I'm waiting for the Apple TV update when Apple switches from 720p to 1080p before I waste my money on these.
I'm not paying an HD "upgrade" price.
You haven't been owning them. Cut the smugness.
1080p downloads aren't really worth it over 720p, they'd have to compress the picture so much that you'd be better off with a less compressed 720p picture. think of it this way: you could create a 640x480 JPEG at 80% compression and get a pretty high quality image. to get the same file size on an 800x600 you might have to compress at 60% or lower. so you'll have a higher resolution of a lower quality image. besides any screen less than 50" the difference between 1080p vs 720p is miniscule.

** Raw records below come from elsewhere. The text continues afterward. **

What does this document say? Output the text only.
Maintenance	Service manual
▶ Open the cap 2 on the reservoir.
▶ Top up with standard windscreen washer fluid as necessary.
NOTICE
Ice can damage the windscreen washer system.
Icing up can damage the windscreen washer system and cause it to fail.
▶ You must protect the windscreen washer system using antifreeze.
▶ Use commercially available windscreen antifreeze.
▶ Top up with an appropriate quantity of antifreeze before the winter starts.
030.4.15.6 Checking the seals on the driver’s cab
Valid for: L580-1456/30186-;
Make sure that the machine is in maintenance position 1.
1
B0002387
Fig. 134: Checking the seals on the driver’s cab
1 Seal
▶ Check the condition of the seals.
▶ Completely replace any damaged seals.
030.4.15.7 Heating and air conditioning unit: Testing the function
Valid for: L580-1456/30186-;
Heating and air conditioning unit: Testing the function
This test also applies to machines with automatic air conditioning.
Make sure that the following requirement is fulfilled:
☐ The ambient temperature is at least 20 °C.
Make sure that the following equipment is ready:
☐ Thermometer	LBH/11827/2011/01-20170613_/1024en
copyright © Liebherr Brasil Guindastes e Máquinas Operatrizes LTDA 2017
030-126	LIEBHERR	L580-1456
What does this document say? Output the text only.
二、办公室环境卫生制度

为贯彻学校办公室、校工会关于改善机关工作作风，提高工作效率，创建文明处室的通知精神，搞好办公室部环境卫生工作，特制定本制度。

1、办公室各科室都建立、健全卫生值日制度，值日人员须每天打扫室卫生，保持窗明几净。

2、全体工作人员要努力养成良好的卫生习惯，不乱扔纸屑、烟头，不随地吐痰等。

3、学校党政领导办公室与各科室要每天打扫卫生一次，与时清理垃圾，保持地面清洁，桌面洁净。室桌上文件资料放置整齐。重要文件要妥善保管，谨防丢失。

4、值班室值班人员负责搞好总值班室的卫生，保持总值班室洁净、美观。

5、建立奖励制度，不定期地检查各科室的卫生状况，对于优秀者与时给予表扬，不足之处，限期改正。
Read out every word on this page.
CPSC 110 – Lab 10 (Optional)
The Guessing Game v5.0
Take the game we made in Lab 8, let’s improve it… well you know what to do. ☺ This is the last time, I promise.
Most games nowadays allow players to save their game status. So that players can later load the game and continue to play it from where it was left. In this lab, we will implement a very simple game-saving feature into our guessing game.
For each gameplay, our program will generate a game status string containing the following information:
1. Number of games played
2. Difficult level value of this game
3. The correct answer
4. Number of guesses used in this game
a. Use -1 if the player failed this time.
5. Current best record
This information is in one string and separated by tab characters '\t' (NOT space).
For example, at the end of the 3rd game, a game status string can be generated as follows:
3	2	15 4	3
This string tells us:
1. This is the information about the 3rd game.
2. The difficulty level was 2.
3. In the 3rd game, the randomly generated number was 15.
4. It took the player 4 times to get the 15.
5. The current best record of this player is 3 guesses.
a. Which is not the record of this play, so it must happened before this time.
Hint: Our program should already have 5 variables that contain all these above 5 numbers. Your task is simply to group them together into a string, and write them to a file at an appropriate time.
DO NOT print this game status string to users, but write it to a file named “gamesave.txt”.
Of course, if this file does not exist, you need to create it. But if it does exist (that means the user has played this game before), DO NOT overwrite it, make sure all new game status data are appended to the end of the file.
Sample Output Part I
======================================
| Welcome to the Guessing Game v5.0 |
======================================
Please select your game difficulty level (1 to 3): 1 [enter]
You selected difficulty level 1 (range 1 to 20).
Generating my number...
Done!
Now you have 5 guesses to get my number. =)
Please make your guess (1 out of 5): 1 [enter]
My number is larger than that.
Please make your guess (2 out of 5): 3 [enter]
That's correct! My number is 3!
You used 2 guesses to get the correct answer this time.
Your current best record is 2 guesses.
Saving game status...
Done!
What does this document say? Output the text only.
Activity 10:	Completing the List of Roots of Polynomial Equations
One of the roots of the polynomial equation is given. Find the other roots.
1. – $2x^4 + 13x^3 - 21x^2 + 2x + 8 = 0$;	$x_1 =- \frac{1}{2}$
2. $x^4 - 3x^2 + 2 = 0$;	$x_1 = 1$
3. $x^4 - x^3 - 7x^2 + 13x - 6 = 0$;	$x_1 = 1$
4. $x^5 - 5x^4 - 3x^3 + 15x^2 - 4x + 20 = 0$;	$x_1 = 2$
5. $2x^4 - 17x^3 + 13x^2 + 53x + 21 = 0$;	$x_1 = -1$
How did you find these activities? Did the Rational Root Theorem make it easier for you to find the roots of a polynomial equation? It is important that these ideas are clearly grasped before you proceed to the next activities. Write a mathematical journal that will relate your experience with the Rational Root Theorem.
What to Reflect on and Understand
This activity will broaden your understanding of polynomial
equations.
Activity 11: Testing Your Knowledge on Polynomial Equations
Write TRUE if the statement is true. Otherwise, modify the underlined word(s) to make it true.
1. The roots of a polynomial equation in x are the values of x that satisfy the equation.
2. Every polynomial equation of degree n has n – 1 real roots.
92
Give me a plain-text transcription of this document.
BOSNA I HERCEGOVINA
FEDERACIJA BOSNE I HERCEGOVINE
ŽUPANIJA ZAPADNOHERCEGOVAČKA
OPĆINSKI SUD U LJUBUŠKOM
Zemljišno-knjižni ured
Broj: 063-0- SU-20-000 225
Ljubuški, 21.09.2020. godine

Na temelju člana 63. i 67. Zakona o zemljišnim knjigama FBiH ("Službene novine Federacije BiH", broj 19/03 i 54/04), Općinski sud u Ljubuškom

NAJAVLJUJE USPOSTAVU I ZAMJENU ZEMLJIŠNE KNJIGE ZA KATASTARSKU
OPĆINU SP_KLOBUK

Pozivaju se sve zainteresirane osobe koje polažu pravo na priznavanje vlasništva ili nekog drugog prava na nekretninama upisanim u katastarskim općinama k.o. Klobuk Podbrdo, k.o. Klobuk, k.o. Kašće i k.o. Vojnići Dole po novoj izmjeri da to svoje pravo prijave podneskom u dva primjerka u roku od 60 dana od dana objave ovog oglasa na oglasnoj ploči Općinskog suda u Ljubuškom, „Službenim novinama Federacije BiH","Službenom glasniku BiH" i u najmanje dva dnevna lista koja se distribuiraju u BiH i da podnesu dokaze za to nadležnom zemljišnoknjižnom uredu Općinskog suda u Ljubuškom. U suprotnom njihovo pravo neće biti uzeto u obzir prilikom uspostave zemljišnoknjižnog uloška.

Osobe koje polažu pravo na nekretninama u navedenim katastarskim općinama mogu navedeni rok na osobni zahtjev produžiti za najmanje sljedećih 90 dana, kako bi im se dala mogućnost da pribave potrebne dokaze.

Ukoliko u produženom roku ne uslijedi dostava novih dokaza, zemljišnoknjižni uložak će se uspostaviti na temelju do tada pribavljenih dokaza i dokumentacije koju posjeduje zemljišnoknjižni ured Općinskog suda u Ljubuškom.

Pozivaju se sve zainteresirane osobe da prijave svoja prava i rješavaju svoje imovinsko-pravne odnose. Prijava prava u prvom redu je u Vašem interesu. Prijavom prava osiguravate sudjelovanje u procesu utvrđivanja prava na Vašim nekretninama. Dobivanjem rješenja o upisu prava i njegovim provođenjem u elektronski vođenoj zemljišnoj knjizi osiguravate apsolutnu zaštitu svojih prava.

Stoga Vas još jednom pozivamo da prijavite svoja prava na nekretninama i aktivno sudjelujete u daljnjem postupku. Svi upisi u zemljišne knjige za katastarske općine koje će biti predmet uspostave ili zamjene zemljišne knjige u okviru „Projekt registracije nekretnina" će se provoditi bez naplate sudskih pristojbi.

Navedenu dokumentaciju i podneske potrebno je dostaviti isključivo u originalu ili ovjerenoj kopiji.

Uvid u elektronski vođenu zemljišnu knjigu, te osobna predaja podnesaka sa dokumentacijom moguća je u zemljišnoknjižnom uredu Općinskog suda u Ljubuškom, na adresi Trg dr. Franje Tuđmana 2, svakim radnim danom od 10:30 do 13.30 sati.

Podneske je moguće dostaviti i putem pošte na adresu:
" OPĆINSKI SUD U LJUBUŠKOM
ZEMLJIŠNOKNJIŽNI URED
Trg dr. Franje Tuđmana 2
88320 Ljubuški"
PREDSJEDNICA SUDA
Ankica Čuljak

Oh yeah. BTW, blu-ray, you have just now become antiquated!!! It's just a matter of time before you're truly obsolete
not all 1080p pictures are created equal, all video is compressed using a few of different codecs: mpeg-2, avc, vc-1, the latter two are more recent and more efficient than mpeg-2. ultimately though when you're having to compress an image you want to use the least amount possible with 50gb blu-rays it's entirely possible to have movies that play over 20mbps, that's simply unfeasible over today's broadband infrastructure (docsis 3.0 is a step in the right direction, but nowhere near good enough and nowhere near prevalent enough to be considered a near-term solution).
then there's blu-ray's ability to use dolby true-hd/dts master-hd audio codecs for lossless audio decoding that would add another couple of gigabytes of data. and that doesn't account for extras - which i personally don't care about, but a lot of people do.
nope for the foreseeable future blu-ray is the only way to get the best possible picture/sound available. i'll rent hd movies on itunes and throw them up on my projector, but for anything that i really like or that deserves the best quality it'll be blu-ray for me.
once our broadband pipes are big enough to handle a 4K minimum picture resolution disc based delivery will be superior to downloads, and considering disc's can't handle that resolution yet (for full length movies) discs will be around for a while. aimed at a smaller and smaller enthusiast market, but laser discs did a nice little business in the 70's, 80's and 90's while the masses were consuming the vastly inferior vhs.